Descriptive note in Annual, 1906.
| A. L. A. Bkl. 3: 22. Ja. ’07. ✠ |
Schmidt, Ferdinand. Herman and Thusnelda; tr. from the German, by George P. Upton. (Life stories for young people.) **60c. McClurg.
7–31226.
This story of the hero of Tuetoberg forest extends from his early days to his defeat of Varus, the Roman general, in that year which his victory has celebrated, 9 A.D., and to his union with Thusnelda, daughter of Segest. With the thrilling incidents of Herman’s life are side lights upon the customs and superstitions of the day.
Schmidt, Johann Kaspar (Max Stirner, pseud.).

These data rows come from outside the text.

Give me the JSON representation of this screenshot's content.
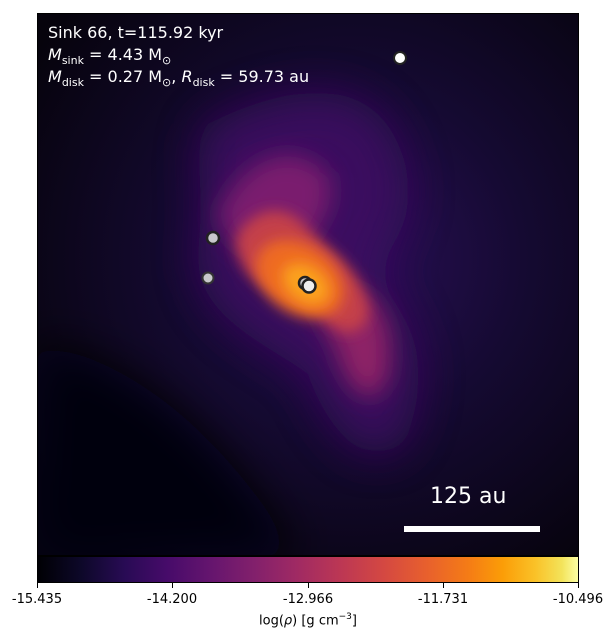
{
  "header": {
    "title_line": "Sink 66, t=115.92 kyr",
    "msink_symbol": "M",
    "msink_sub": "sink",
    "msink_value": " = 4.43 M",
    "msink_unit_sub": "⊙",
    "mdisk_symbol": "M",
    "mdisk_sub": "disk",
    "mdisk_value": " = 0.27 M",
    "mdisk_unit_sub": "⊙",
    "sep": ", ",
    "rdisk_symbol": "R",
    "rdisk_sub": "disk",
    "rdisk_value": " = 59.73 au"
  },
  "scale_bar": {
    "label": "125 au"
  },
  "colorbar": {
    "colormap": "inferno",
    "ticks": [
      "-15.435",
      "-14.200",
      "-12.966",
      "-11.731",
      "-10.496"
    ],
    "label_prefix": "log(",
    "label_rho": "ρ",
    "label_units": ") [g cm",
    "label_exp": "−3",
    "label_end": "]"
  },
  "sinks": [
    {
      "name": "sink-top-right"
    },
    {
      "name": "sink-left-upper"
    },
    {
      "name": "sink-left-lower"
    },
    {
      "name": "sink-central-a"
    },
    {
      "name": "sink-central-b"
    }
  ],
  "colors": {
    "background": "#07040f",
    "outer_envelope": "#1c0c3c",
    "mid_envelope": "#5d1570",
    "inner": "#c43f4a",
    "core": "#f57d15",
    "peak": "#fba21a"
  }
}
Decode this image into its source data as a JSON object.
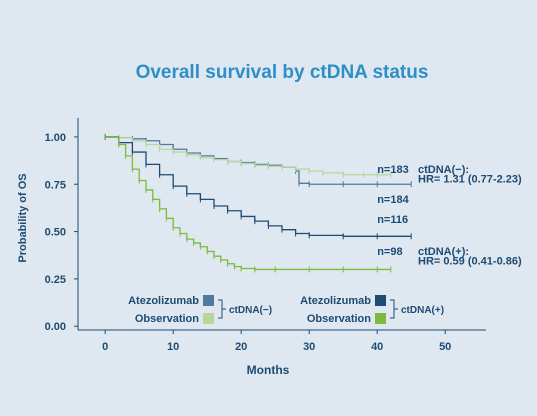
{
  "chart_data": {
    "type": "line",
    "title": "Overall survival by ctDNA status",
    "xlabel": "Months",
    "ylabel": "Probability of OS",
    "xlim": [
      -4,
      56
    ],
    "ylim": [
      -0.02,
      1.1
    ],
    "x_ticks": [
      "0",
      "10",
      "20",
      "30",
      "40",
      "50"
    ],
    "y_ticks": [
      "0.00",
      "0.25",
      "0.50",
      "0.75",
      "1.00"
    ],
    "grid": false,
    "series": [
      {
        "name": "Atezolizumab ctDNA(−)",
        "color": "#4f7a9f",
        "x": [
          0,
          2,
          4,
          6,
          8,
          10,
          12,
          14,
          16,
          18,
          20,
          22,
          24,
          26,
          28,
          28.5,
          30,
          35,
          40,
          45
        ],
        "y": [
          1.0,
          0.995,
          0.99,
          0.98,
          0.96,
          0.935,
          0.915,
          0.9,
          0.885,
          0.87,
          0.865,
          0.855,
          0.85,
          0.84,
          0.82,
          0.755,
          0.75,
          0.75,
          0.75,
          0.75
        ]
      },
      {
        "name": "Observation ctDNA(−)",
        "color": "#b8d59b",
        "x": [
          0,
          2,
          4,
          6,
          8,
          10,
          12,
          14,
          16,
          18,
          20,
          22,
          24,
          26,
          28,
          30,
          32,
          35,
          38,
          40,
          42
        ],
        "y": [
          1.0,
          0.995,
          0.98,
          0.96,
          0.935,
          0.92,
          0.905,
          0.89,
          0.88,
          0.87,
          0.86,
          0.85,
          0.845,
          0.84,
          0.83,
          0.82,
          0.81,
          0.8,
          0.8,
          0.8,
          0.8
        ]
      },
      {
        "name": "Atezolizumab ctDNA(+)",
        "color": "#1d4b73",
        "x": [
          0,
          2,
          4,
          6,
          8,
          10,
          12,
          14,
          16,
          18,
          20,
          22,
          24,
          26,
          28,
          30,
          35,
          40,
          45
        ],
        "y": [
          1.0,
          0.97,
          0.92,
          0.855,
          0.8,
          0.74,
          0.7,
          0.67,
          0.635,
          0.61,
          0.58,
          0.555,
          0.53,
          0.51,
          0.49,
          0.48,
          0.475,
          0.475,
          0.475
        ]
      },
      {
        "name": "Observation ctDNA(+)",
        "color": "#7cbb3c",
        "x": [
          0,
          2,
          3,
          4,
          5,
          6,
          7,
          8,
          9,
          10,
          11,
          12,
          13,
          14,
          15,
          16,
          17,
          18,
          19,
          20,
          22,
          25,
          30,
          35,
          40,
          42
        ],
        "y": [
          1.0,
          0.96,
          0.9,
          0.83,
          0.77,
          0.72,
          0.67,
          0.62,
          0.57,
          0.52,
          0.49,
          0.46,
          0.44,
          0.42,
          0.395,
          0.37,
          0.35,
          0.33,
          0.315,
          0.305,
          0.3,
          0.3,
          0.3,
          0.3,
          0.3,
          0.3
        ]
      }
    ],
    "annotations": [
      {
        "text": "n=183",
        "x": 40,
        "y": 0.81
      },
      {
        "text": "n=184",
        "x": 40,
        "y": 0.65
      },
      {
        "text": "n=116",
        "x": 40,
        "y": 0.545
      },
      {
        "text": "n=98",
        "x": 40,
        "y": 0.375
      },
      {
        "text": "ctDNA(−):",
        "x": 46,
        "y": 0.81
      },
      {
        "text": "HR= 1.31 (0.77-2.23)",
        "x": 46,
        "y": 0.76
      },
      {
        "text": "ctDNA(+):",
        "x": 46,
        "y": 0.375
      },
      {
        "text": "HR= 0.59 (0.41-0.86)",
        "x": 46,
        "y": 0.325
      }
    ],
    "legend": {
      "placement": "bottom",
      "groups": [
        {
          "label": "ctDNA(−)",
          "items": [
            {
              "text": "Atezolizumab",
              "color": "#4f7a9f"
            },
            {
              "text": "Observation",
              "color": "#b8d59b"
            }
          ]
        },
        {
          "label": "ctDNA(+)",
          "items": [
            {
              "text": "Atezolizumab",
              "color": "#1d4b73"
            },
            {
              "text": "Observation",
              "color": "#7cbb3c"
            }
          ]
        }
      ]
    }
  }
}
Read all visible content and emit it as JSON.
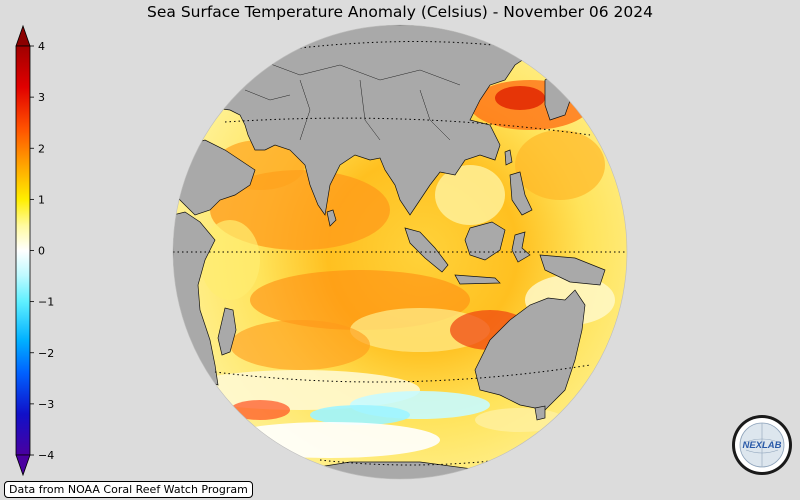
{
  "title": "Sea Surface Temperature Anomaly (Celsius) - November 06 2024",
  "credit": "Data from NOAA Coral Reef Watch Program",
  "logo": {
    "text": "NEXLAB",
    "icon": "nexlab-globe-logo"
  },
  "colorbar": {
    "min": -4,
    "max": 4,
    "ticks": [
      "4",
      "3",
      "2",
      "1",
      "0",
      "−1",
      "−2",
      "−3",
      "−4"
    ],
    "colors": {
      "dark_red": "#8b0000",
      "red": "#ff1a00",
      "orange": "#ff8c00",
      "yellow": "#ffee00",
      "white": "#ffffff",
      "cyan": "#5ff5ff",
      "blue": "#0064ff",
      "navy": "#1010c8",
      "violet": "#5a00a0"
    }
  },
  "map": {
    "projection": "orthographic",
    "center": "Indian Ocean / Maritime Continent",
    "land_color": "#a9a9a9",
    "gridlines": "dotted latitude lines"
  }
}
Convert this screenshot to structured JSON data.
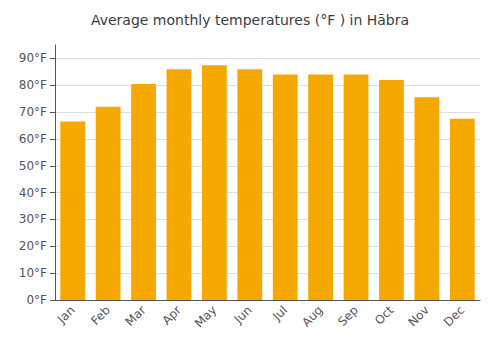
{
  "chart_data": {
    "type": "bar",
    "title": "Average monthly temperatures (°F ) in Hābra",
    "categories": [
      "Jan",
      "Feb",
      "Mar",
      "Apr",
      "May",
      "Jun",
      "Jul",
      "Aug",
      "Sep",
      "Oct",
      "Nov",
      "Dec"
    ],
    "values": [
      66.5,
      72,
      80.5,
      86,
      87.5,
      86,
      84,
      84,
      84,
      82,
      75.5,
      67.5
    ],
    "color": "#F5A800",
    "ylim": [
      0,
      95
    ],
    "yticks": [
      {
        "value": 0,
        "label": "0°F"
      },
      {
        "value": 10,
        "label": "10°F"
      },
      {
        "value": 20,
        "label": "20°F"
      },
      {
        "value": 30,
        "label": "30°F"
      },
      {
        "value": 40,
        "label": "40°F"
      },
      {
        "value": 50,
        "label": "50°F"
      },
      {
        "value": 60,
        "label": "60°F"
      },
      {
        "value": 70,
        "label": "70°F"
      },
      {
        "value": 80,
        "label": "80°F"
      },
      {
        "value": 90,
        "label": "90°F"
      }
    ],
    "grid": true
  }
}
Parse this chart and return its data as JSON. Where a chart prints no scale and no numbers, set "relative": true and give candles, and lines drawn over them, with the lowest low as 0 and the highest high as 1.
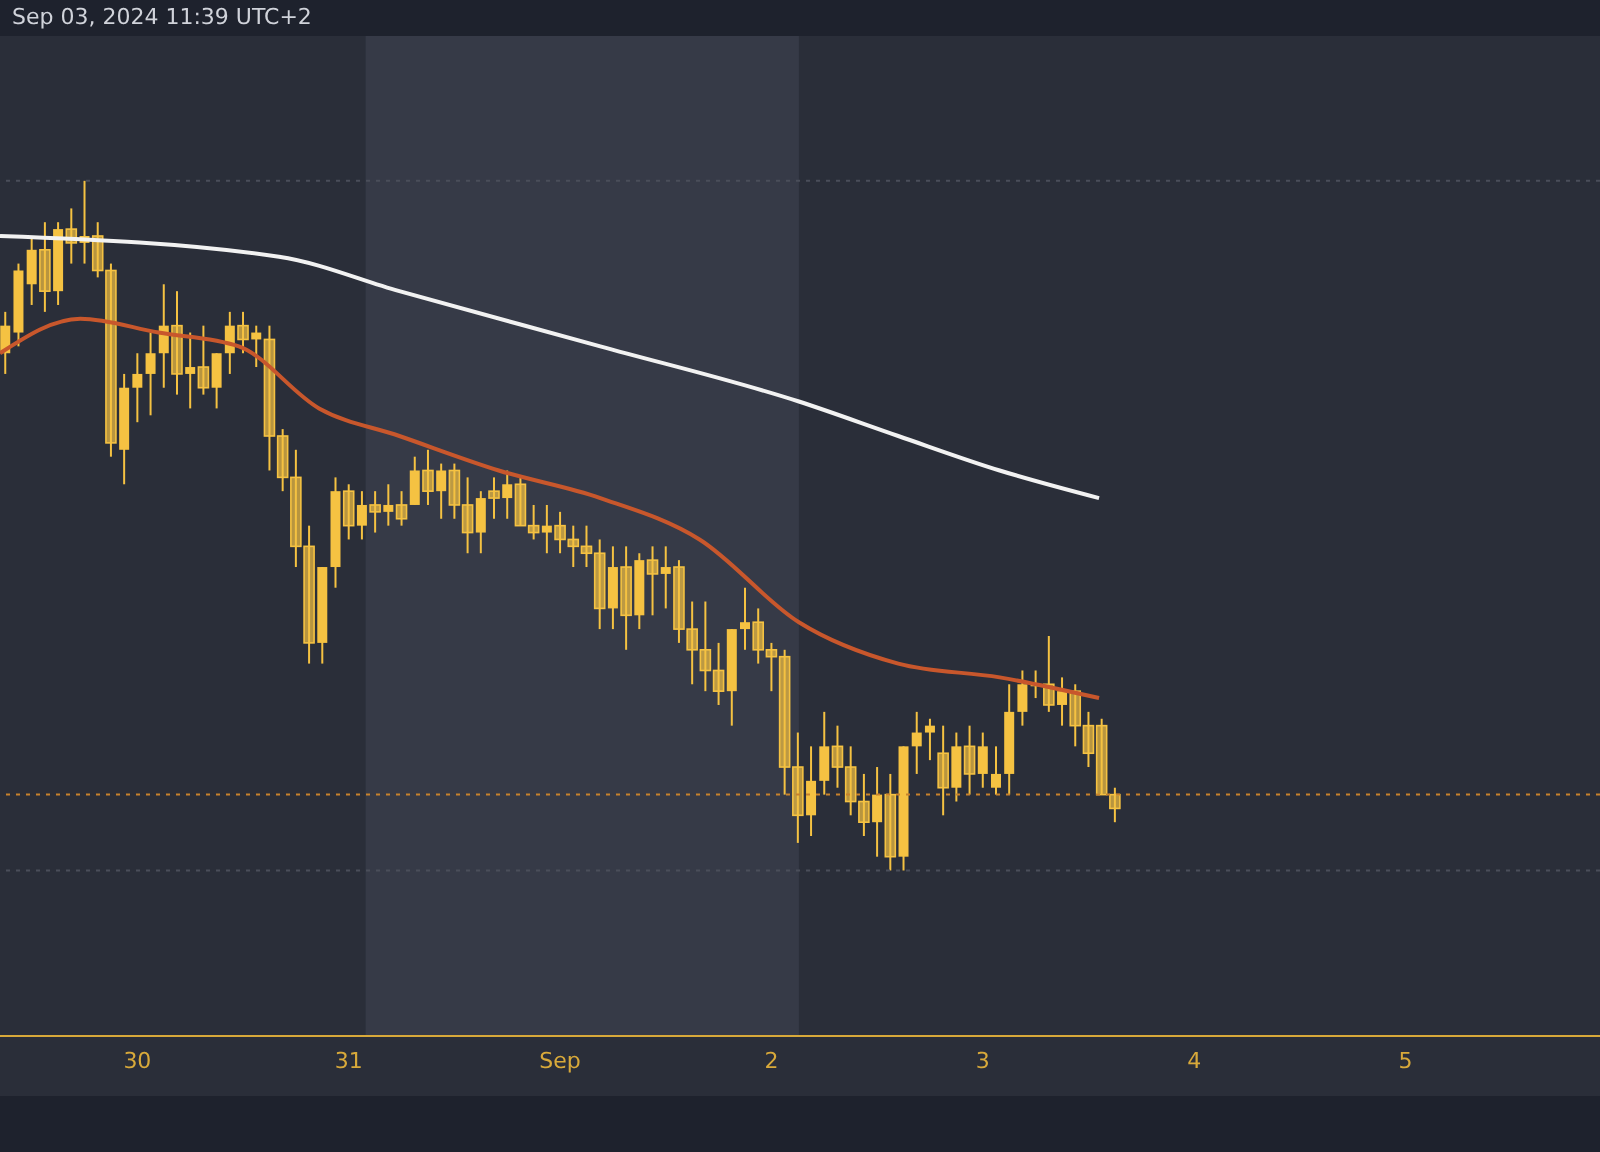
{
  "chart_data": {
    "type": "candlestick",
    "relative": true,
    "annotations": [
      "Sep 03, 2024 11:39 UTC+2"
    ],
    "xlim": [
      "2024-08-29T08:24",
      "2024-09-05T22:05"
    ],
    "xticks": [
      {
        "value": "2024-08-30",
        "label": "30"
      },
      {
        "value": "2024-08-31",
        "label": "31"
      },
      {
        "value": "2024-09-01",
        "label": "Sep"
      },
      {
        "value": "2024-09-02",
        "label": "2"
      },
      {
        "value": "2024-09-03",
        "label": "3"
      },
      {
        "value": "2024-09-04",
        "label": "4"
      },
      {
        "value": "2024-09-05",
        "label": "5"
      }
    ],
    "color": "#f5c242",
    "x": [
      "2024-08-29T09:00",
      "2024-08-29T10:30",
      "2024-08-29T12:00",
      "2024-08-29T13:30",
      "2024-08-29T15:00",
      "2024-08-29T16:30",
      "2024-08-29T18:00",
      "2024-08-29T19:30",
      "2024-08-29T21:00",
      "2024-08-29T22:30",
      "2024-08-30T00:00",
      "2024-08-30T01:30",
      "2024-08-30T03:00",
      "2024-08-30T04:30",
      "2024-08-30T06:00",
      "2024-08-30T07:30",
      "2024-08-30T09:00",
      "2024-08-30T10:30",
      "2024-08-30T12:00",
      "2024-08-30T13:30",
      "2024-08-30T15:00",
      "2024-08-30T16:30",
      "2024-08-30T18:00",
      "2024-08-30T19:30",
      "2024-08-30T21:00",
      "2024-08-30T22:30",
      "2024-08-31T00:00",
      "2024-08-31T01:30",
      "2024-08-31T03:00",
      "2024-08-31T04:30",
      "2024-08-31T06:00",
      "2024-08-31T07:30",
      "2024-08-31T09:00",
      "2024-08-31T10:30",
      "2024-08-31T12:00",
      "2024-08-31T13:30",
      "2024-08-31T15:00",
      "2024-08-31T16:30",
      "2024-08-31T18:00",
      "2024-08-31T19:30",
      "2024-08-31T21:00",
      "2024-08-31T22:30",
      "2024-09-01T00:00",
      "2024-09-01T01:30",
      "2024-09-01T03:00",
      "2024-09-01T04:30",
      "2024-09-01T06:00",
      "2024-09-01T07:30",
      "2024-09-01T09:00",
      "2024-09-01T10:30",
      "2024-09-01T12:00",
      "2024-09-01T13:30",
      "2024-09-01T15:00",
      "2024-09-01T16:30",
      "2024-09-01T18:00",
      "2024-09-01T19:30",
      "2024-09-01T21:00",
      "2024-09-01T22:30",
      "2024-09-02T00:00",
      "2024-09-02T01:30",
      "2024-09-02T03:00",
      "2024-09-02T04:30",
      "2024-09-02T06:00",
      "2024-09-02T07:30",
      "2024-09-02T09:00",
      "2024-09-02T10:30",
      "2024-09-02T12:00",
      "2024-09-02T13:30",
      "2024-09-02T15:00",
      "2024-09-02T16:30",
      "2024-09-02T18:00",
      "2024-09-02T19:30",
      "2024-09-02T21:00",
      "2024-09-02T22:30",
      "2024-09-03T00:00",
      "2024-09-03T01:30",
      "2024-09-03T03:00",
      "2024-09-03T04:30",
      "2024-09-03T06:00",
      "2024-09-03T07:30",
      "2024-09-03T09:00",
      "2024-09-03T10:30",
      "2024-09-03T12:00",
      "2024-09-03T13:30",
      "2024-09-03T15:00"
    ],
    "ohlc": [
      [
        0.75,
        0.81,
        0.72,
        0.79
      ],
      [
        0.78,
        0.88,
        0.76,
        0.87
      ],
      [
        0.85,
        0.92,
        0.82,
        0.9
      ],
      [
        0.9,
        0.94,
        0.81,
        0.84
      ],
      [
        0.84,
        0.94,
        0.82,
        0.93
      ],
      [
        0.93,
        0.96,
        0.88,
        0.91
      ],
      [
        0.91,
        1,
        0.88,
        0.92
      ],
      [
        0.92,
        0.94,
        0.86,
        0.87
      ],
      [
        0.87,
        0.88,
        0.6,
        0.62
      ],
      [
        0.61,
        0.72,
        0.56,
        0.7
      ],
      [
        0.7,
        0.75,
        0.65,
        0.72
      ],
      [
        0.72,
        0.78,
        0.66,
        0.75
      ],
      [
        0.75,
        0.85,
        0.7,
        0.79
      ],
      [
        0.79,
        0.84,
        0.69,
        0.72
      ],
      [
        0.72,
        0.78,
        0.67,
        0.73
      ],
      [
        0.73,
        0.79,
        0.69,
        0.7
      ],
      [
        0.7,
        0.75,
        0.67,
        0.75
      ],
      [
        0.75,
        0.81,
        0.72,
        0.79
      ],
      [
        0.79,
        0.81,
        0.75,
        0.77
      ],
      [
        0.77,
        0.79,
        0.73,
        0.78
      ],
      [
        0.77,
        0.79,
        0.58,
        0.63
      ],
      [
        0.63,
        0.64,
        0.55,
        0.57
      ],
      [
        0.57,
        0.61,
        0.44,
        0.47
      ],
      [
        0.47,
        0.5,
        0.3,
        0.33
      ],
      [
        0.33,
        0.44,
        0.3,
        0.44
      ],
      [
        0.44,
        0.57,
        0.41,
        0.55
      ],
      [
        0.55,
        0.56,
        0.48,
        0.5
      ],
      [
        0.5,
        0.55,
        0.48,
        0.53
      ],
      [
        0.53,
        0.55,
        0.49,
        0.52
      ],
      [
        0.52,
        0.56,
        0.5,
        0.53
      ],
      [
        0.53,
        0.55,
        0.5,
        0.51
      ],
      [
        0.53,
        0.6,
        0.53,
        0.58
      ],
      [
        0.58,
        0.61,
        0.53,
        0.55
      ],
      [
        0.55,
        0.59,
        0.51,
        0.58
      ],
      [
        0.58,
        0.59,
        0.51,
        0.53
      ],
      [
        0.53,
        0.57,
        0.46,
        0.49
      ],
      [
        0.49,
        0.55,
        0.46,
        0.54
      ],
      [
        0.55,
        0.57,
        0.51,
        0.54
      ],
      [
        0.54,
        0.58,
        0.51,
        0.56
      ],
      [
        0.56,
        0.57,
        0.5,
        0.5
      ],
      [
        0.5,
        0.53,
        0.48,
        0.49
      ],
      [
        0.49,
        0.53,
        0.46,
        0.5
      ],
      [
        0.5,
        0.52,
        0.46,
        0.48
      ],
      [
        0.48,
        0.5,
        0.44,
        0.47
      ],
      [
        0.47,
        0.5,
        0.44,
        0.46
      ],
      [
        0.46,
        0.48,
        0.35,
        0.38
      ],
      [
        0.38,
        0.47,
        0.35,
        0.44
      ],
      [
        0.44,
        0.47,
        0.32,
        0.37
      ],
      [
        0.37,
        0.46,
        0.35,
        0.45
      ],
      [
        0.45,
        0.47,
        0.37,
        0.43
      ],
      [
        0.43,
        0.47,
        0.38,
        0.44
      ],
      [
        0.44,
        0.45,
        0.33,
        0.35
      ],
      [
        0.35,
        0.39,
        0.27,
        0.32
      ],
      [
        0.32,
        0.39,
        0.26,
        0.29
      ],
      [
        0.29,
        0.33,
        0.24,
        0.26
      ],
      [
        0.26,
        0.35,
        0.21,
        0.35
      ],
      [
        0.35,
        0.41,
        0.32,
        0.36
      ],
      [
        0.36,
        0.38,
        0.3,
        0.32
      ],
      [
        0.32,
        0.33,
        0.26,
        0.31
      ],
      [
        0.31,
        0.32,
        0.11,
        0.15
      ],
      [
        0.15,
        0.2,
        0.04,
        0.08
      ],
      [
        0.08,
        0.18,
        0.05,
        0.13
      ],
      [
        0.13,
        0.23,
        0.11,
        0.18
      ],
      [
        0.18,
        0.21,
        0.12,
        0.15
      ],
      [
        0.15,
        0.18,
        0.08,
        0.1
      ],
      [
        0.1,
        0.14,
        0.05,
        0.07
      ],
      [
        0.07,
        0.15,
        0.02,
        0.11
      ],
      [
        0.11,
        0.14,
        0,
        0.02
      ],
      [
        0.02,
        0.18,
        0,
        0.18
      ],
      [
        0.18,
        0.23,
        0.14,
        0.2
      ],
      [
        0.2,
        0.22,
        0.16,
        0.21
      ],
      [
        0.17,
        0.21,
        0.08,
        0.12
      ],
      [
        0.12,
        0.2,
        0.1,
        0.18
      ],
      [
        0.18,
        0.21,
        0.11,
        0.14
      ],
      [
        0.14,
        0.2,
        0.12,
        0.18
      ],
      [
        0.12,
        0.18,
        0.11,
        0.14
      ],
      [
        0.14,
        0.27,
        0.11,
        0.23
      ],
      [
        0.23,
        0.29,
        0.21,
        0.27
      ],
      [
        0.27,
        0.29,
        0.25,
        0.27
      ],
      [
        0.27,
        0.34,
        0.23,
        0.24
      ],
      [
        0.24,
        0.28,
        0.21,
        0.26
      ],
      [
        0.26,
        0.27,
        0.18,
        0.21
      ],
      [
        0.21,
        0.23,
        0.15,
        0.17
      ],
      [
        0.21,
        0.22,
        0.11,
        0.11
      ],
      [
        0.11,
        0.12,
        0.07,
        0.09
      ]
    ],
    "series": [
      {
        "type": "line",
        "color": "#f2f2f2",
        "x": [
          "2024-08-29T08:24",
          "2024-08-30T16:05",
          "2024-08-31T05:45",
          "2024-09-01T04:34",
          "2024-09-02T03:07",
          "2024-09-02T14:24",
          "2024-09-03T01:55",
          "2024-09-03T13:12"
        ],
        "values": [
          0.92,
          0.89,
          0.84,
          0.76,
          0.68,
          0.63,
          0.58,
          0.54
        ]
      },
      {
        "type": "line",
        "color": "#c8572c",
        "x": [
          "2024-08-29T08:24",
          "2024-08-29T17:31",
          "2024-08-30T02:24",
          "2024-08-30T11:31",
          "2024-08-30T20:38",
          "2024-08-31T05:45",
          "2024-08-31T17:02",
          "2024-09-01T04:34",
          "2024-09-01T15:50",
          "2024-09-02T03:07",
          "2024-09-02T14:24",
          "2024-09-03T01:55",
          "2024-09-03T13:12"
        ],
        "values": [
          0.75,
          0.8,
          0.78,
          0.76,
          0.67,
          0.63,
          0.58,
          0.54,
          0.48,
          0.36,
          0.3,
          0.28,
          0.25
        ]
      }
    ],
    "ref_lines": [
      {
        "axis": "y",
        "value": 1,
        "color": "#4a4e5a",
        "line_style": "dotted"
      },
      {
        "axis": "y",
        "value": 0,
        "color": "#4a4e5a",
        "line_style": "dotted"
      },
      {
        "axis": "y",
        "value": 0.11,
        "color": "#c8822c",
        "line_style": "dotted"
      }
    ],
    "bands": [
      {
        "axis": "x",
        "from": "2024-08-31T01:55",
        "to": "2024-09-02T03:07",
        "color": "#363a47"
      }
    ]
  }
}
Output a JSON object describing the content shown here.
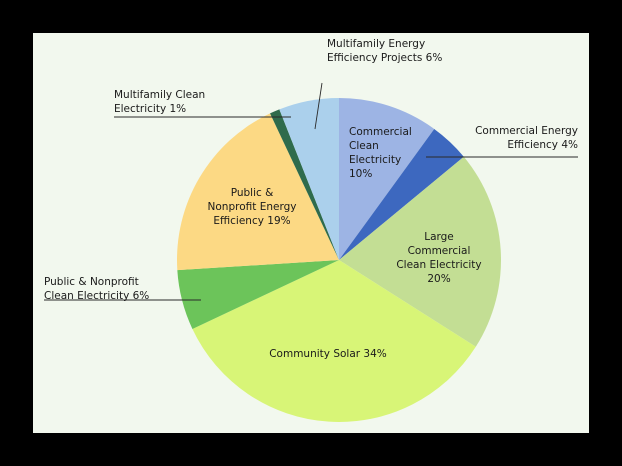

Ego and his own; tr. from the German by Steven T. Byington. $1.50. Tucker, B: R.
7–13485.
“The book ... is divided into two parts: first, The man; second, I.... Goethe’s ‘I place my all on nothing,’ ... is Stirner’s keynote to his egoistic symphony. His ego and not the family is the unit of the social life.... The world belong to all, but all are I. I alone am individual proprietor.... He repudiates all laws. Repudiates competition.... Socialism is a new god, a new abstraction to tyrannize over the ego.... Stirner was a foe to general ideas. He was an implacable realist.”—N. Y. Times.
“What interests one in Stirner is not his argument, but his audacity. The book is involved and incoherent, and even curiosity to see what can be said by an advocatus diaboli will not tempt many to read it.”